Dec 23


Dec 23, 2003

The Inaugural JustGreg winter olympic distance triathlon results are in and hey - I won!

This post really belongs in the Ironman Idaho 2004 section, but I don't have a button up yet for that so I'm sticking it here - mostly because I need to have some record of my times for planning purposes. In fact, that's mostly the reason for this entire web site - a reason for me to record what I'm doing so that I can look back and see what I did. I can no longer rely on my memory alone because it tends to exaggerate successes and diminish failures. Keeping a journal is the only way to keep it real.

After Ironman Canada this summer, Helen and I both signed up for a half Ironman in California in early April. To keep my interest in training up, I slotted in my own little self-timed olympic distance triathlon half way between the summer and the half ironman in April - which worked out today, two days before Christmas. That gave me a reason to do some speed training in the early winter months leading up to the self timed event in December.

Coach Steve once informed me that using a olympic distance multiplication factor of 4.6 is a good predictor of potential Ironman time. My goal was to complete the 1500 meter swim, 40 km bike and 10 km run in less than 2 hours, 15 minutes which, when multiplied by 4.6 would predict an Ironman time of 10 hours, 30 minutes which **could** be good enough to get me a Kona slot!

So here's how it went:

Swim: 25:40 in a 25 meter pool with wetsuit. I was pretty happy with that - holding 50 seconds per hundred meters for the whole 1500 - my swim coach Greg would be pleased.

Bike: 216 watts for an hour with my Elite on a wind trainer using my SRM power meter. I have a calculator that takes weight, altitude, temperature, position, tires, and body measurements and calculates speed based on Watts input. It calculated a 40km distance time of 1:02:40. Really not sure how accurate that would be. One thing that was kind of curious is that you can't really stop peddling when using a watts meter because it goes to ZERO. In the real world, you can take short rest stops and still glide, add distance and maintain some average speed. Don't really know how a continuous 216 watt effort for an hour would translate to the real world?

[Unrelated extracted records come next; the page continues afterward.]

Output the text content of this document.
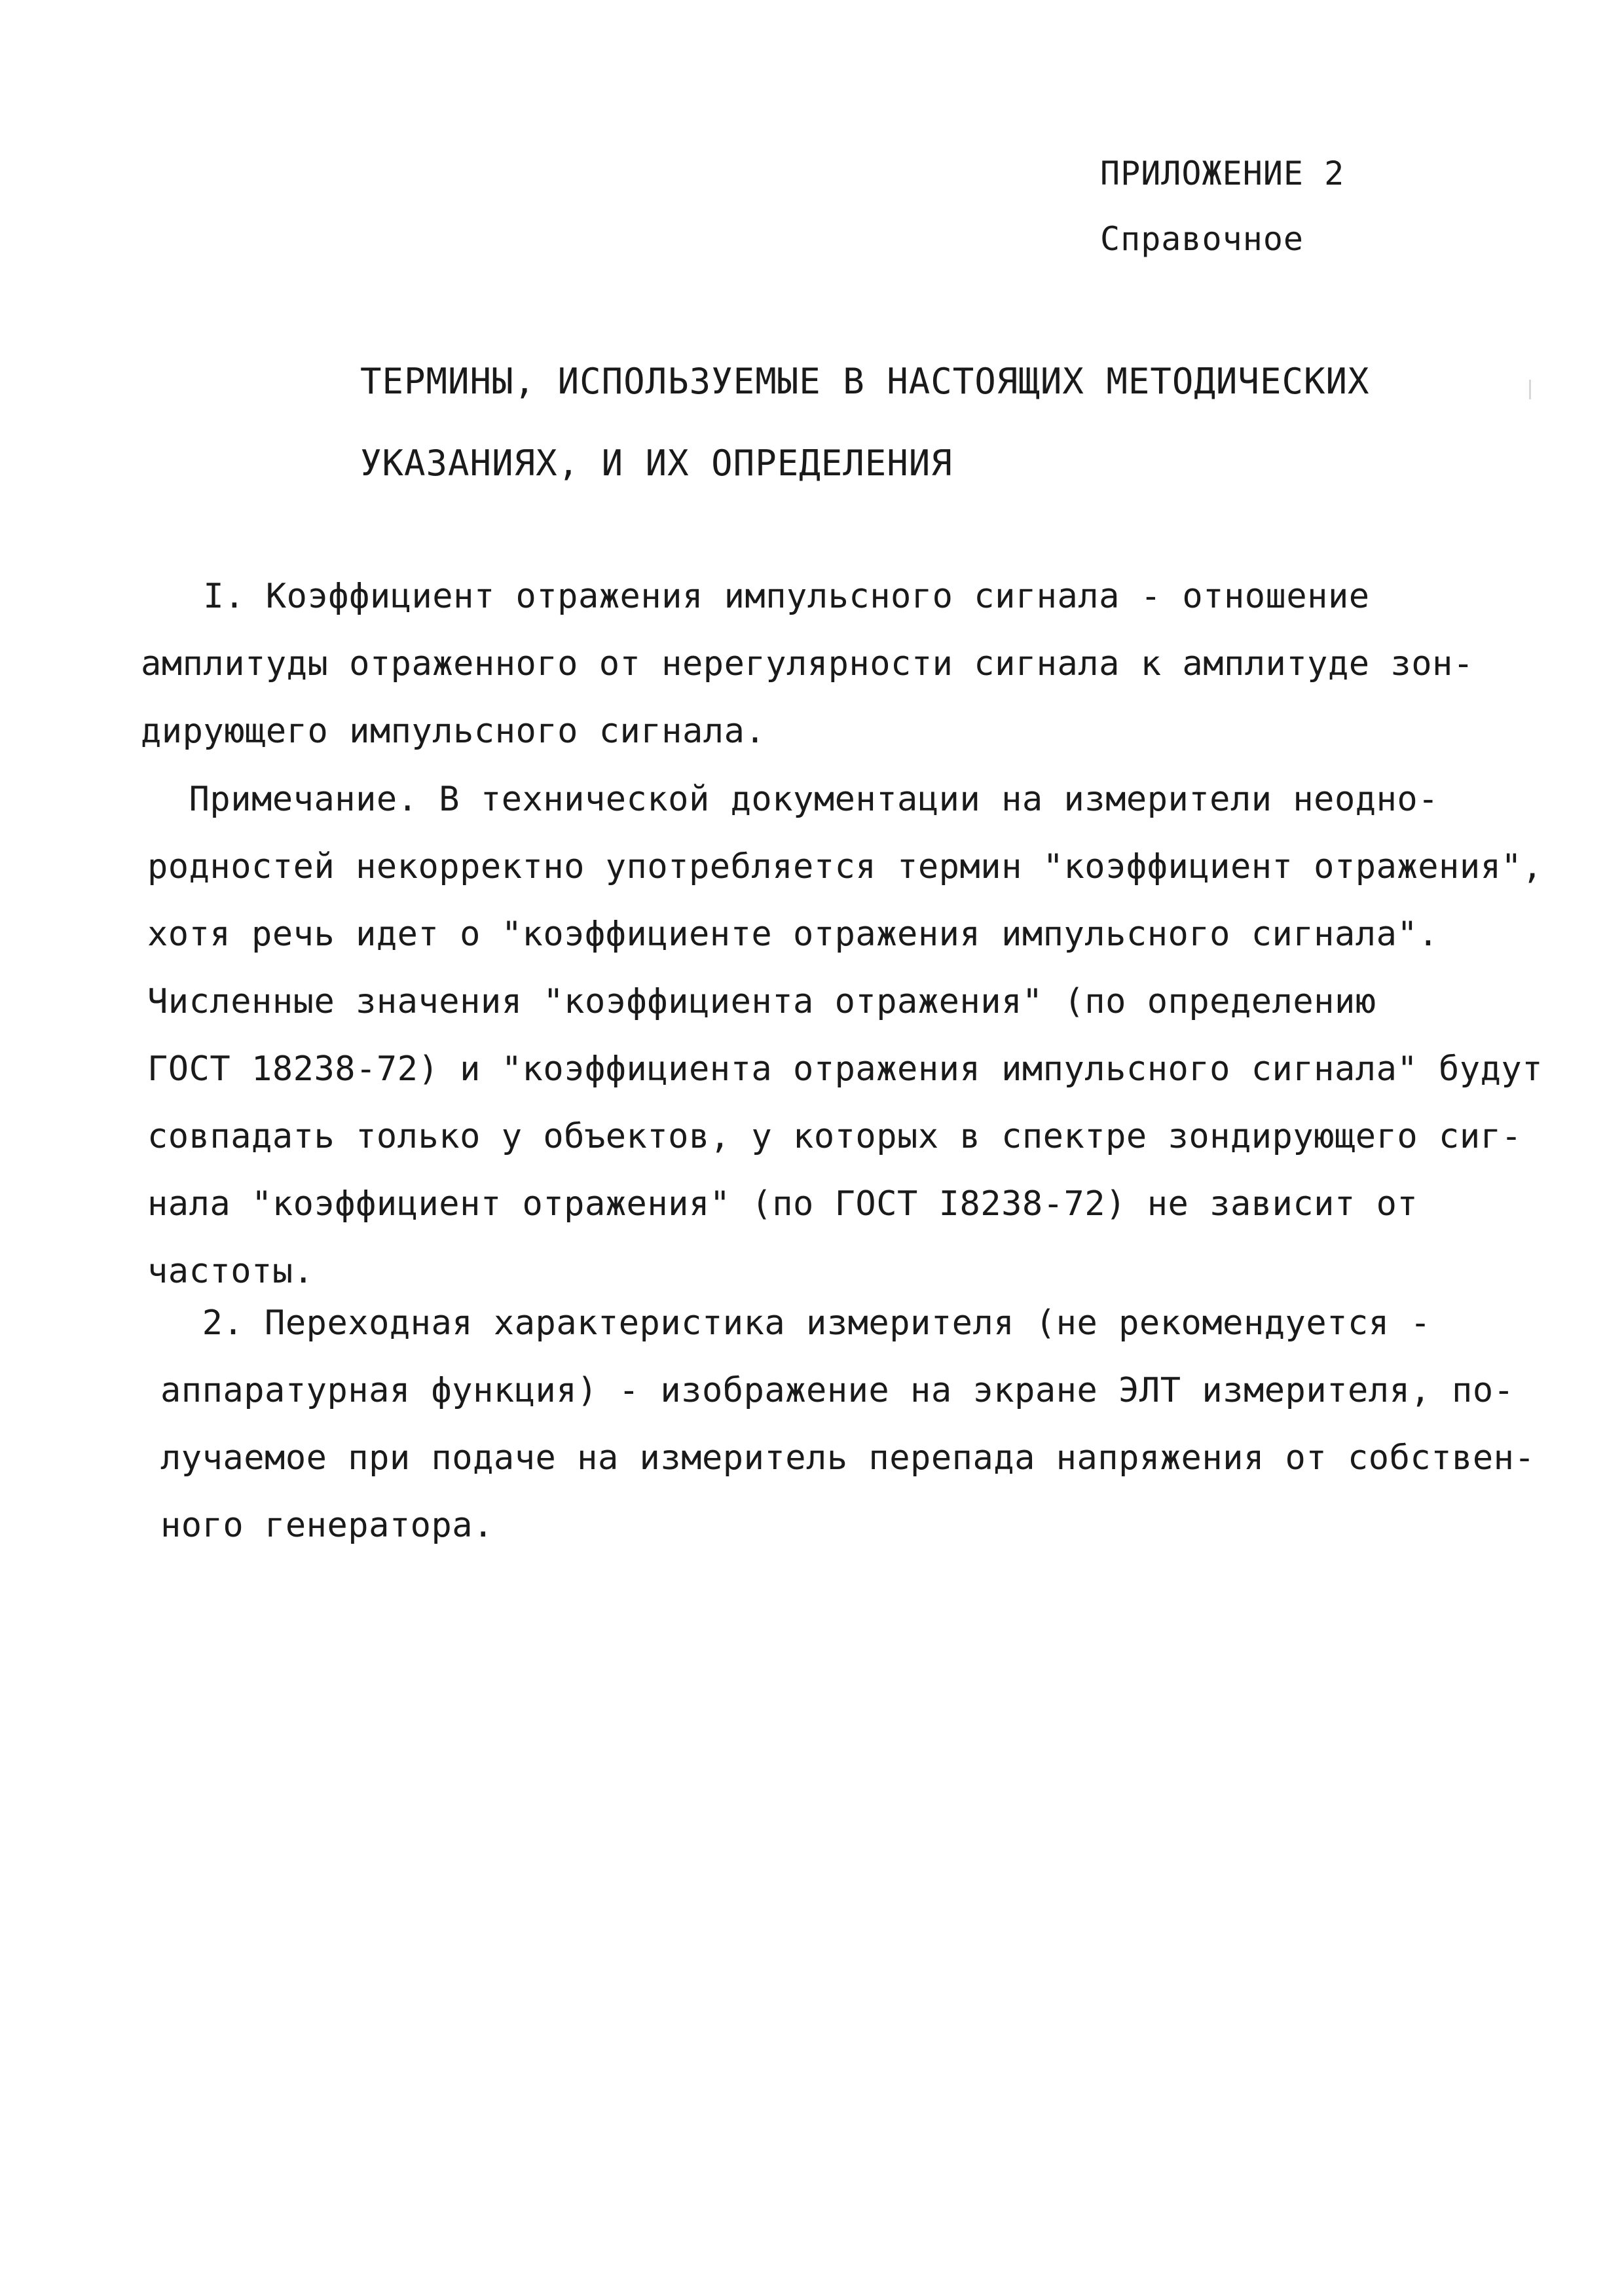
ПРИЛОЖЕНИЕ 2
Справочное
ТЕРМИНЫ, ИСПОЛЬЗУЕМЫЕ В НАСТОЯЩИХ МЕТОДИЧЕСКИХ
УКАЗАНИЯХ, И ИХ ОПРЕДЕЛЕНИЯ
I. Коэффициент отражения импульсного сигнала - отношение
амплитуды отраженного от нерегулярности сигнала к амплитуде зон-
дирующего импульсного сигнала.
Примечание. В технической документации на измерители неодно-
родностей некорректно употребляется термин "коэффициент отражения",
хотя речь идет о "коэффициенте отражения импульсного сигнала".
Численные значения "коэффициента отражения" (по определению
ГОСТ 18238-72) и "коэффициента отражения импульсного сигнала" будут
совпадать только у объектов, у которых в спектре зондирующего сиг-
нала "коэффициент отражения" (по ГОСТ I8238-72) не зависит от
частоты.
2. Переходная характеристика измерителя (не рекомендуется -
аппаратурная функция) - изображение на экране ЭЛТ измерителя, по-
лучаемое при подаче на измеритель перепада напряжения от собствен-
ного генератора.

Run: 45:30 outside at 0 C with warm and kind of heavy clothes - distance measured with the GPS.

Total time worked out to around 2:14-ish and adding in 4 minutes for transitions, would be around 2:18. Using the 4.6 ratio, it would convert to an Ironman time of 10:34, which might be just out of my qualifying range. I figure for my age group, I would need somewhere between a 10:15 and 10:30 (on a lucky day) to make it to Kona. I'm probably about 5 to 10 minutes short currently. But then again, it is the middle of winter here, so I'm pretty pleased with my result.

But this race kind of sucked. No tee-shirts, and no aid stations.